Extreme greed is back on Wall Street
11 Jan 2024
The S&P 500 is tracking towards its fifth consecutive record high, the Dow Jones Industrial Average crossed the 38,000 mark this week for the first time ever, the economy is growing, inflation rates are easing and the artificial intelligence revolution is booming.
That’s all heralded the return of extreme greed to Wall Street.
The tech-heavy Nasdaq has surged about 3.3% so far this year — and we’re barely a month in. The S&P 500 is up 2.6% and the Dow is nearly 1% higher. The S&P 500 and Nasdaq are both on pace to score their sixth-straight winning sessions.
CNN’s Fear and Greed Index, which tracks seven indicators of market sentiment in the United States, tipped into “Extreme Greed” this week, marking a stunning turnaround from just a few months ago, when the index was in Extreme Fear territory.
So what’s behind the shift in the market’s mood?
The idea of a soft landing (when inflation rates ease and the economy avoids recession) is likely playing a big part.
Gross domestic product, adjusted for inflation, rose by 3.3% in the fourth quarter of 2023, the Commerce Department reported Thursday. That measure blew away forecasts of just 1.5%, according to FactSet estimates.
Consumer spending, which accounts for about two-thirds of the US economy, also grew at a healthy 2.8% rate in the fourth quarter, according to the report.
Meanwhile, inflation rates fell last quarter.
The price index for Personal Consumption Expenditures, the Federal Reserve’s preferred inflation gauge, came in at 1.7% for the quarter, under the Fed’s 2% target.
Economists polled by the National Association for Business Economics now overwhelmingly say the US economy will avoid a recession this year, a fate that many had predicted for 2023.

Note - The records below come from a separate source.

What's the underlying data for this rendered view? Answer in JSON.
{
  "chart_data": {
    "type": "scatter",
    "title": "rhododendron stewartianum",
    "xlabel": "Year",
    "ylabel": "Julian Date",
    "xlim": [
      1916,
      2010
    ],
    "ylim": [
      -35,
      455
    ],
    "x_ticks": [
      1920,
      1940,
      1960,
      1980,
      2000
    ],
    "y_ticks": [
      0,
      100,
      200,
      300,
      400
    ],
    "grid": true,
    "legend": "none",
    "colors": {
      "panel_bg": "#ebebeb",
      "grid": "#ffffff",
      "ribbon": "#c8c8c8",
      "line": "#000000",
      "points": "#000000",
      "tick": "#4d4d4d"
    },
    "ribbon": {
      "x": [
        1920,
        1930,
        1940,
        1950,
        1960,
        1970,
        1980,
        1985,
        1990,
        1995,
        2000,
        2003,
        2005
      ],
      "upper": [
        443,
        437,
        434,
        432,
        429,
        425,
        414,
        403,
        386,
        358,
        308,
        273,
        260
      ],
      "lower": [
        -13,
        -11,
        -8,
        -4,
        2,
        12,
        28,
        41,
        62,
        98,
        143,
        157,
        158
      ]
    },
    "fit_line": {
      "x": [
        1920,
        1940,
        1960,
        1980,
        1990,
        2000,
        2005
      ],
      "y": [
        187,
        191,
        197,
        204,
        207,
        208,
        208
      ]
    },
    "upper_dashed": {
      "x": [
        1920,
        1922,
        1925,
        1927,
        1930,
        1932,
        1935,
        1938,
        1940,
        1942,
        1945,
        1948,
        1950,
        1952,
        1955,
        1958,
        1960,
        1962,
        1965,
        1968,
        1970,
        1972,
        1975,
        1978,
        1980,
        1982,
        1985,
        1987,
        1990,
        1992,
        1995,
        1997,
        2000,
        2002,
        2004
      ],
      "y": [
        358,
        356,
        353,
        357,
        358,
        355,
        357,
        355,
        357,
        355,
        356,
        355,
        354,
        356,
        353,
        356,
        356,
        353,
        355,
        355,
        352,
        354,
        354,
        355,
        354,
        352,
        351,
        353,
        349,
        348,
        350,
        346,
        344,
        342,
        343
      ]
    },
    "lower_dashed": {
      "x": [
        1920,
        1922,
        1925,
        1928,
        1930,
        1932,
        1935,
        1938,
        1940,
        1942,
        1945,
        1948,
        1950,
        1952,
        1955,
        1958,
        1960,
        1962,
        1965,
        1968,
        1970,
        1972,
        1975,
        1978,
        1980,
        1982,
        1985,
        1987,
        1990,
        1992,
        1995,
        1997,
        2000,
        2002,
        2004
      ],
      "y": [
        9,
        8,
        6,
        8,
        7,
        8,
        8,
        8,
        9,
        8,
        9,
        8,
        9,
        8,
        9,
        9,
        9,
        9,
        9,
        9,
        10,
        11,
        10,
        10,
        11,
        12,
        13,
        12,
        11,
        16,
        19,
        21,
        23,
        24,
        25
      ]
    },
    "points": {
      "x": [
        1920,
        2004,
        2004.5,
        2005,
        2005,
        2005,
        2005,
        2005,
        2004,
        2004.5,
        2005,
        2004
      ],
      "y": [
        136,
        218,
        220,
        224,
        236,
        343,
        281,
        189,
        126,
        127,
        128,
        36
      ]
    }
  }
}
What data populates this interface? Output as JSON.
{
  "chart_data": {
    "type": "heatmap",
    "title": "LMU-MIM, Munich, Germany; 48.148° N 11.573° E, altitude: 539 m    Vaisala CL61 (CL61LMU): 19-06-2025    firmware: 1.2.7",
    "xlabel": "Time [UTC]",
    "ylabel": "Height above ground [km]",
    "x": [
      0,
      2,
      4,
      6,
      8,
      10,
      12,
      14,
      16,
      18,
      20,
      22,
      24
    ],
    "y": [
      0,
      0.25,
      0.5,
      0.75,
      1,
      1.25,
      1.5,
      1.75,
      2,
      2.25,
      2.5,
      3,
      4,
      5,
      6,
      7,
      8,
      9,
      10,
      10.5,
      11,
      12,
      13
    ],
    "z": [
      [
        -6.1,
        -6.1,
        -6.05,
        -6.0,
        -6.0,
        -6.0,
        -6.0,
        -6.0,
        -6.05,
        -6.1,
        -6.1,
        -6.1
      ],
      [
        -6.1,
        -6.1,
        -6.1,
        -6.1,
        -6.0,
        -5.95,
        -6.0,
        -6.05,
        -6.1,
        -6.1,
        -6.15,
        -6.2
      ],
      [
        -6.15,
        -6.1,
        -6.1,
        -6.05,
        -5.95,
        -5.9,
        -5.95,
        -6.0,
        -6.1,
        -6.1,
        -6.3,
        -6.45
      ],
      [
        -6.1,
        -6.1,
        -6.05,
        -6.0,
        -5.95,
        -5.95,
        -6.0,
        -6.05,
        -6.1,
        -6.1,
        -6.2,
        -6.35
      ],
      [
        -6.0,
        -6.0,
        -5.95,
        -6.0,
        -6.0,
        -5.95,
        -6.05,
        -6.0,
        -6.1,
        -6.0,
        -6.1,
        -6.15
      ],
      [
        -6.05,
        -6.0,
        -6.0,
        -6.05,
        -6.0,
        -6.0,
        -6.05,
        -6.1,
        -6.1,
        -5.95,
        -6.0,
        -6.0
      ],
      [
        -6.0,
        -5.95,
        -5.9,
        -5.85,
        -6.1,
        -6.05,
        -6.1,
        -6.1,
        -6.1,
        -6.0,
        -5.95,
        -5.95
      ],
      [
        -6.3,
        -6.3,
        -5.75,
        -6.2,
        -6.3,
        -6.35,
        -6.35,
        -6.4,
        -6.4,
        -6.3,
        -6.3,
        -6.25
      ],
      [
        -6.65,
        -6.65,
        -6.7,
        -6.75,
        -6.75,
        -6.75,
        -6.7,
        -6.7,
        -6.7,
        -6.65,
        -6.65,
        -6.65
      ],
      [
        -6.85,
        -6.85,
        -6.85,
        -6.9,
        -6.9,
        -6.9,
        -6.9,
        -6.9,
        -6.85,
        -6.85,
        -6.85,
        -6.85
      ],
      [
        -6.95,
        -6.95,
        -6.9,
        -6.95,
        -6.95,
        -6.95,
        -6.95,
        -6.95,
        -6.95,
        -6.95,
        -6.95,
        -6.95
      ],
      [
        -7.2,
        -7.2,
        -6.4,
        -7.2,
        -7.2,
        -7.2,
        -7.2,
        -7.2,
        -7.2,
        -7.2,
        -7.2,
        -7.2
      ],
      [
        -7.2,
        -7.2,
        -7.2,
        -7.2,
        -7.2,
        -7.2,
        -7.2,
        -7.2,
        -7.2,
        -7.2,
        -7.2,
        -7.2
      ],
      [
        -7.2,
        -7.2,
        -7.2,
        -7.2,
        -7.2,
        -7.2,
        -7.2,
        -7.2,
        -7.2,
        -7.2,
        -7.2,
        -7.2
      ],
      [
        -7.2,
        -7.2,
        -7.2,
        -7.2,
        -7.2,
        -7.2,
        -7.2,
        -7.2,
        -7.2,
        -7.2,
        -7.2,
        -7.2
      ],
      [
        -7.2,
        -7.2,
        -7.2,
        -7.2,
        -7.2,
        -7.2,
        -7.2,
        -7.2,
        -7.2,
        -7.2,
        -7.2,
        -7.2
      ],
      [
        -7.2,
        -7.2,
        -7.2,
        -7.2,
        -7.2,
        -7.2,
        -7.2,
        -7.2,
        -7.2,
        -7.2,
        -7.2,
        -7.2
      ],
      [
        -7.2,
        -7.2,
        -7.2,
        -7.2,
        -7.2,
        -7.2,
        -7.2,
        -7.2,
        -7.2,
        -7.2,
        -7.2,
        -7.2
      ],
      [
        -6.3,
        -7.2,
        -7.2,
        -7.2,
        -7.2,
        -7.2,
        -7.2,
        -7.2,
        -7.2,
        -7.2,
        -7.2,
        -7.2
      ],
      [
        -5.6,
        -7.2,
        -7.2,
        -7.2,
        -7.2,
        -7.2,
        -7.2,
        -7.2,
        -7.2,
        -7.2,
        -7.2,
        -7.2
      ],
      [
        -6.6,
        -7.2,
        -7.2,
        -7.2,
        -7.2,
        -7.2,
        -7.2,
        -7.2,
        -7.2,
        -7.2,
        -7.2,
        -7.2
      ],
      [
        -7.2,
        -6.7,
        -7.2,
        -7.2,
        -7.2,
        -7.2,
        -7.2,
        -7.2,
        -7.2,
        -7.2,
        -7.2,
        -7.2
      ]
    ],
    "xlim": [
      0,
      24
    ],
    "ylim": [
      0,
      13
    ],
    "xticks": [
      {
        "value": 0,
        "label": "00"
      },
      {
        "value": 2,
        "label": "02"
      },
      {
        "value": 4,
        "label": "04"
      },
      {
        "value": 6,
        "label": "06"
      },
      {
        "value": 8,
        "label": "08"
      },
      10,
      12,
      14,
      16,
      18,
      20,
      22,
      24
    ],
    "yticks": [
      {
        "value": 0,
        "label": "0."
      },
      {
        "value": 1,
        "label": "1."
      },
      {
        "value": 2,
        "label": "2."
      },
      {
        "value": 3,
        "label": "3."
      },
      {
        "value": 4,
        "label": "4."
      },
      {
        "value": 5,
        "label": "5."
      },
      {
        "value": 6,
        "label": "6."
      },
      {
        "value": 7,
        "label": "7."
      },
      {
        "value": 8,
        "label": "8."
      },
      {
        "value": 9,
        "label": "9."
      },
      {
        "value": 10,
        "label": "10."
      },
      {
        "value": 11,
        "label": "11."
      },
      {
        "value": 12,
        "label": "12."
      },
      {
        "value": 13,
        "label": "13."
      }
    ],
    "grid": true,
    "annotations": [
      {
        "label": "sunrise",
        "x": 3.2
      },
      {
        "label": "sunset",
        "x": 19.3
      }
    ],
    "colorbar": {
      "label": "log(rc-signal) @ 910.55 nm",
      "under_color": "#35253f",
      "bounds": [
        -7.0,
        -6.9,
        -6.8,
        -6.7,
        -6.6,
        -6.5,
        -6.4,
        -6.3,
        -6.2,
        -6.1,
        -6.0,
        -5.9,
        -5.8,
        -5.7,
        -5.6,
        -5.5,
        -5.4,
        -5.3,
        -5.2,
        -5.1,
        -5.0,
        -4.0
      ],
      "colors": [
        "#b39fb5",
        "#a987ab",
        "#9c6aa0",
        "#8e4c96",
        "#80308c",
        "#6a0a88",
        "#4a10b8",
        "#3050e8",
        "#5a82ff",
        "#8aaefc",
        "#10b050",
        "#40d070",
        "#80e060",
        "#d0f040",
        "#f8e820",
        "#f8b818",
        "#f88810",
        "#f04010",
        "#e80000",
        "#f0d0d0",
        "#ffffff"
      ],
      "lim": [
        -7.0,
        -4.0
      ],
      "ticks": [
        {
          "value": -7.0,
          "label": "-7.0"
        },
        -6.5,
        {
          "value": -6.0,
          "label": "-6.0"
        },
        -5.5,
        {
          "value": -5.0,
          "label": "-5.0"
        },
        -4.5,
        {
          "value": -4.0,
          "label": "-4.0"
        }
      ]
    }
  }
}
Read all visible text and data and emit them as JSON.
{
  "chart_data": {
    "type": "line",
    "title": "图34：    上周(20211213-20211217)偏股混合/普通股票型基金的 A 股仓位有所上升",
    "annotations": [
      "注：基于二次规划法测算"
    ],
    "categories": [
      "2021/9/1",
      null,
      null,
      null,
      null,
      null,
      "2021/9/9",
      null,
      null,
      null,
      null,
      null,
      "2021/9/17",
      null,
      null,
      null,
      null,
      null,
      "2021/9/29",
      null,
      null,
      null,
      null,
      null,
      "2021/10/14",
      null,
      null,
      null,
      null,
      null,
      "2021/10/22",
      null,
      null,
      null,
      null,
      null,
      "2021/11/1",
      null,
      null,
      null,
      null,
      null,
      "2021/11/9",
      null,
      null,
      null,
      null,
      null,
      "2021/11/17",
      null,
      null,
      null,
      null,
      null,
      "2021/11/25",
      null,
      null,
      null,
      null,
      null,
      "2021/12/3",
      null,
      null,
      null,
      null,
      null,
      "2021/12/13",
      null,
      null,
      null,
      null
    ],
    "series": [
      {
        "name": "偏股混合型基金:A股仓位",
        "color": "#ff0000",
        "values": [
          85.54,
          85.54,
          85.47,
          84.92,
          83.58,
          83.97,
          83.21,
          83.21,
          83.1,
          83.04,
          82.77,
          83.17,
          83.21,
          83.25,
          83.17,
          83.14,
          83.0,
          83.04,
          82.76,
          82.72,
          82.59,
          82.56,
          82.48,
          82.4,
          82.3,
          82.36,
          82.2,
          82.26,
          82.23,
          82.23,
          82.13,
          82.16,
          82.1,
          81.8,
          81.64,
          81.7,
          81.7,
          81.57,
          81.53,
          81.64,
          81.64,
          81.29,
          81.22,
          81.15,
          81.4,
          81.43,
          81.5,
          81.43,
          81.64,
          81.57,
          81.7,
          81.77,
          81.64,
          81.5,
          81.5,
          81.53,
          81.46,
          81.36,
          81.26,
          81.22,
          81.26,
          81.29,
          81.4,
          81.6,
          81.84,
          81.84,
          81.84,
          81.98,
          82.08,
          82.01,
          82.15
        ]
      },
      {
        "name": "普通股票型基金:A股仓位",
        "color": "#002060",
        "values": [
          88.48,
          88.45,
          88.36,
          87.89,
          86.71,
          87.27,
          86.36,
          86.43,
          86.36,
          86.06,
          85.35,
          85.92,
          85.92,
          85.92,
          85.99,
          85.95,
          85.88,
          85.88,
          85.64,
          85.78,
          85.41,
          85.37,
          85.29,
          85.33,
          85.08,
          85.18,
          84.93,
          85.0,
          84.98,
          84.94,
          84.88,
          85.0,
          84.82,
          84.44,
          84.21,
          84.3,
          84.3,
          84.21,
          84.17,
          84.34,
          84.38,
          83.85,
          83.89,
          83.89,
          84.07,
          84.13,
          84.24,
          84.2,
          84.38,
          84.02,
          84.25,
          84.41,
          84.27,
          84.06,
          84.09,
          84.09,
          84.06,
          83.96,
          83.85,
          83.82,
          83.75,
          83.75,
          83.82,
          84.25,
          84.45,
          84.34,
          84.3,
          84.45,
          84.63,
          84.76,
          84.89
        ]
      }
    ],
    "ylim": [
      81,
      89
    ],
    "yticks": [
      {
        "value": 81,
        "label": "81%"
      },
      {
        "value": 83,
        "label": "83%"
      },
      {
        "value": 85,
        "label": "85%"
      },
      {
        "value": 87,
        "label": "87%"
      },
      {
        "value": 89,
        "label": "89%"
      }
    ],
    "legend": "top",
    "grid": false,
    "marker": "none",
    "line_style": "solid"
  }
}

This is “the recession that wasn’t,” said Lydia Boussour, senior economist at EY, in a note to clients on Thursday. “Overall, the economy sailed through 2023 with growth averaging 2.5% for the year, handily surpassing consensus expectations for a recession. Looking ahead, we continue to see a soft landing as the most likely outcome this year even if a collection of headwinds and risks means that recession odds are around 35%.”
Central bank officials are now expecting and openly discussing interest rate cuts this year.
Fed Governor Christopher Waller said just last week that “as long as inflation doesn’t rebound and stay elevated, I believe the [Fed] will be able to lower the target range for the federal funds rate this year.”
Financial markets currently see a roughly 51% chance the Fed will cut rates in March and about a 90% chance that the Fed will cut rates in May, according to the CME FedWatch Tool.
An explosion in artificial intelligence has been a main driver of the recent rally in equities. And the budding industry could increase productivity in the years to come.“In the next few years, the main impact of AI on work will be to help people do their jobs more efficiently. That will be true whether they work in a factory or in an office,” Microsoft founder Bill Gates wrote in a blog post last year.
Microsoft shares are up about 7.7% for the year, and on Wednesday the software giant became the second-ever company worth $3 trillion on as the AI boom sent its stock soaring higher.
Shares of Meta, meanwhile, gained 1.4% on Wednesday to bring the AI-focused company’s market cap above the $1 trillion line.
Yes, markets are hot right now, but your portfolio could still be suffering. That’s because while major indexes are up, the broader market isn’t.
As of last week, Nvidia and Microsoft accounted for about 75% of the S&P 500’s gain this year, according to analysts at Bespoke Investment Group. The 20 largest stocks in the index, they found, made up 110% of the index’s gains, while the remaining 480 were acting as a drag.
Last year, the S&P 500 rose by just over 24%, but if you were to weigh each stock in the index equally, it gained just 11.6%. That’s the largest outperformance by the S&P 500 over its equal-weighted version since the 1998 dot-com bubble, said Henry Allen, a strategist at Deutsche Bank, in a note to clients on Tuesday.
A narrow rally doesn’t necessarily mean a crash is coming. But it’s largely Big Tech that’s driving markets higher, and that concentration of gains in so few stocks carries inherent risk. “Those equity gains could prove vulnerable to a change in sentiment towards that group,” wrote Allen.